Singapore's GDP growth rate falling short of projections

Singapore's GDP growth rate falling short of projections

Singapore’s economy (GDP) grew at a slower pace in the first quarter of 2022, falling just short of economists’ expectations, says The Straits Times.

According to preliminary estimates, GDP increased by +3.4 percent year on year, down from the +6.1 percent rise witnessed in the fourth quarter of 2021.

Moderate GDP expansion

Singapore’s economy expanded at moderate pace of +3.4%yoy in 1QCY22 (4QCY21: +6.1%yoy). The advance estimate showed that the decline was sharper than expected, attributable to slower growth in the manufacturing, construction and services sectors.

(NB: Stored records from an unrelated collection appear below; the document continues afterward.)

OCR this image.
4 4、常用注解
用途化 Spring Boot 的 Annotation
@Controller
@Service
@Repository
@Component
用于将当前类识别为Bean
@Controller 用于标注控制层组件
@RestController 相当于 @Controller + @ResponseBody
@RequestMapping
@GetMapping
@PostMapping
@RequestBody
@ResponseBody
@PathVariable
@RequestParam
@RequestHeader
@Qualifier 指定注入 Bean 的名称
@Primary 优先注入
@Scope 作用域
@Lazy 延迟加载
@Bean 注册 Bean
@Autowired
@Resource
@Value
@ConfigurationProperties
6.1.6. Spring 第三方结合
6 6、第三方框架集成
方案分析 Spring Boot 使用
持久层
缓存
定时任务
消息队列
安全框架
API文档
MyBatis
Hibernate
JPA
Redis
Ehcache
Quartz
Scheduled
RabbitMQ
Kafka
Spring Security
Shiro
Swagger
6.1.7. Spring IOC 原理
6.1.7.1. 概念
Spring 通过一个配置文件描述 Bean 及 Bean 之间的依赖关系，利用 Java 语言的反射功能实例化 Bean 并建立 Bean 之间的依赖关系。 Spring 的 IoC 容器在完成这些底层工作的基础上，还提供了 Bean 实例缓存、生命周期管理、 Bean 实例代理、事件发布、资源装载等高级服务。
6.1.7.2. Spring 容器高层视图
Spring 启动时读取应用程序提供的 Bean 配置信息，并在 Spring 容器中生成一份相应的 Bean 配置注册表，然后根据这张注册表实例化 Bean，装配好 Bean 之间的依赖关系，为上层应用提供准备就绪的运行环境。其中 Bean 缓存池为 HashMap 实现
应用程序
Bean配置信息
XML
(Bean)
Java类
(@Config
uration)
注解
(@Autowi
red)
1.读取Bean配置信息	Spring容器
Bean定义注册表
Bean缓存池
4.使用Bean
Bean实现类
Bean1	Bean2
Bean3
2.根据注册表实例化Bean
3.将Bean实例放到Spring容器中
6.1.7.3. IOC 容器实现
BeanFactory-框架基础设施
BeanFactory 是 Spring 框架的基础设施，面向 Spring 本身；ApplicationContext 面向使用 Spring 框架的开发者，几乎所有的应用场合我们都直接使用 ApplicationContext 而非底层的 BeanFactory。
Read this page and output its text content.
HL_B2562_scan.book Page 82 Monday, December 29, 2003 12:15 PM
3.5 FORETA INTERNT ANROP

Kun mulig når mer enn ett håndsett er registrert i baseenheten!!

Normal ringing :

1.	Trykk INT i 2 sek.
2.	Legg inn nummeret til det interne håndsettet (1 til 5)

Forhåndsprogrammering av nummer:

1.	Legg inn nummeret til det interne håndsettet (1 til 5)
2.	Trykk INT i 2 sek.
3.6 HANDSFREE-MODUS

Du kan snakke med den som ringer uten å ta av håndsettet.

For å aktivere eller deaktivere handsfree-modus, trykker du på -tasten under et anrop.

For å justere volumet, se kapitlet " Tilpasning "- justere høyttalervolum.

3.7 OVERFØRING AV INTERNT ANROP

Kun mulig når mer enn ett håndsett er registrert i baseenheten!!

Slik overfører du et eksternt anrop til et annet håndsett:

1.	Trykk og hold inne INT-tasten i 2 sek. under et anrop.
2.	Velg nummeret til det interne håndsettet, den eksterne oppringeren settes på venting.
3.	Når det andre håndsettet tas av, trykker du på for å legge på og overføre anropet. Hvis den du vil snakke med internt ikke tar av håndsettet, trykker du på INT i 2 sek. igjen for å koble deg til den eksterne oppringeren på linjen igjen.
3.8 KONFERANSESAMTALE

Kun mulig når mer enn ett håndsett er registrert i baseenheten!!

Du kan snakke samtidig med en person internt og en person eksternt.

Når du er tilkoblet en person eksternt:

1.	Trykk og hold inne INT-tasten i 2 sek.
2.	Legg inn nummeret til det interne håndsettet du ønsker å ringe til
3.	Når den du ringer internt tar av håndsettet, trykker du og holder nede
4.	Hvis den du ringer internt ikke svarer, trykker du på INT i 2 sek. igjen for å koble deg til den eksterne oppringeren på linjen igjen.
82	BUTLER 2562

Despite the moderation in 1Q, the strong demand and production for the E&E and semiconductors supported the manufacturing sector growth.

“Going into the 2QCY22, with the further reopening of the economy as the government lifted Covid-19 restrictions despite rising Covid-19 cases earlier this year, we opine the momentum of growth will improve going forward,” says MIDF.

Nevertheless, the outlook could be influenced by external developments such as the geopolitical conflict in Ukraine and the recent lockdown in China, which may also affect the global supply chain and demand outlook.

Rising inflation could also affect the growth outlook. In response to the concern over higher inflation, the Monetary Authority of Singapore last week decided to tighten its policy again, by allowing the Singaporean dollar to appreciate, on top of the tightening back in Oct-21 and Jan-22.